Ginsberg's Tweet: Howl Revision via Twitter


On June 3rd I performed Ginsberg's Tweet, a retweeted revision of Howl, on Twitter @GinsbergsTweet. Using the Howl text as a foundation, I went through the original work, line by line and comma by comma, and searched specific keywords in recent tweets, Twitter-wide. Utilizing the most angry, upset, overwhelmed, and hopeful of the search, I retweeted these results in succession as they were presented in Howl.

Ginsberg's Tweet remains viewable on Twitter @GinsbergsTweet. You will need to scroll through the retweets to find the beginning, which is clearly marked.

Straight reading from beginning to end (especially when one is familiar with Howl) reveals an honest, crowdsourced (oh boy...) retelling of current fear and hope in much the same vein as Ginsberg himself did. Sometimes the succession of retweets is more relevant to the next/last than others, and sometimes it's as though the authors of these tweets are speaking to each other. Reading Ginsberg's Tweet aloud is something I would like to try alongside a concurrent reading of Howl.
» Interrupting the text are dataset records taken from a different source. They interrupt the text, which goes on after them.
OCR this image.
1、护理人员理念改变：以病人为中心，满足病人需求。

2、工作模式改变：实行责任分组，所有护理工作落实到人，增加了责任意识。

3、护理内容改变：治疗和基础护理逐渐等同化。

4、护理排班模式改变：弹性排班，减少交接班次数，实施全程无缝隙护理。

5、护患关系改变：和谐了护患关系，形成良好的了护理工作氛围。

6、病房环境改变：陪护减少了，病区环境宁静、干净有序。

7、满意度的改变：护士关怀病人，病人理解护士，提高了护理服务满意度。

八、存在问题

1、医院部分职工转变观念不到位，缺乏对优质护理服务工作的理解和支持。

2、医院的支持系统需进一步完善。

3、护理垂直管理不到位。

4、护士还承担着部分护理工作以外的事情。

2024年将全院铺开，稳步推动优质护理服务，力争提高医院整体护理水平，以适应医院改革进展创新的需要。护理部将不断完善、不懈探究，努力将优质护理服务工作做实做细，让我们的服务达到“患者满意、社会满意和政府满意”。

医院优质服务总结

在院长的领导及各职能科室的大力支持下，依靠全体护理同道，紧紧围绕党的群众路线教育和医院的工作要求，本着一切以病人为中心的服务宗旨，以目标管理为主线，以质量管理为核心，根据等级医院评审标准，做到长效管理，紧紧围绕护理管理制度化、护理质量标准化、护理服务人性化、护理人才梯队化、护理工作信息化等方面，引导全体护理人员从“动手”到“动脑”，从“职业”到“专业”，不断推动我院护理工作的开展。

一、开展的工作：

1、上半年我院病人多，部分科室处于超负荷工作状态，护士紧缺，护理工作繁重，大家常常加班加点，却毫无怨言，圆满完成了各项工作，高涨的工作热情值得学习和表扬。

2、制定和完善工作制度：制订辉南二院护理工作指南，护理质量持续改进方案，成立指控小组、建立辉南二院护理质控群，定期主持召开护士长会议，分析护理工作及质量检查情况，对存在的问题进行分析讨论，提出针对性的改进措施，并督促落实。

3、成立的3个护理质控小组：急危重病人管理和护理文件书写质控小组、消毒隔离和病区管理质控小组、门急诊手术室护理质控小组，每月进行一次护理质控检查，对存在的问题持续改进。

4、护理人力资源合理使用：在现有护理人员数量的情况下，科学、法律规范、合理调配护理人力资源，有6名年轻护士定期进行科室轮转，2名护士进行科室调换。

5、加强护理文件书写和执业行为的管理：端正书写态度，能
However, I chose the Twitter platform more for its hypertextuality and its relevance to our digital culture. In Allen Ginsberg's time, words you might see scribbled on walls are now presented and archived (limitedly on Twitter itself, at least) as tweets for anyone with internet access to view. Instead of inscribing shocking headlines into concrete, a tweeter may simply display a link to a troubling article. Instead of wondering who wrote such words upon the wall, all one must do now is click on the tweeter's profile, straight to a bio and a comprehensive list of every tweet they've been making. This is the beautiful part.

The pathways that clickable words create within Twitter are so dendritic that I have yet to get through Ginsberg's Tweet fully by following the hypertext. Now, if I'm wondering just who wrote a particular tweet, I can view their bio, their tweets, the conversation that the tweet may have been part of, (their Twitter wallpaper!), who they're following, their bios and tweets, as well as read online articles (discovering their author, raging at the comment section, finding related articles), view pictures embedded within the retweets, and on and on so that to engage Ginsberg's Tweet fully is to peruse what seems like the entire internet. So I wonder: What would a full, critical reading of Ginsberg's Tweet look like?

I'm not asking anyone to do this, just merely trying to wrap my head around the expansiveness of hypertextuality.

What I will ask, however, is that you take a look at Ginsberg's Tweet, and explore it as fully as you are able.

Overall, I am very pleased with the result of this experiment. When I began this project, I never realized the expansive narrative it would create. I was mostly hoping that it would be relevant to Howl, as well as appreciated by the man whose birthday it was to commemorate.

Happy Birthday, Mr. Allen Ginsberg.

Also, to the Twitterers who unwittingly wrote this entire thing: Thank you.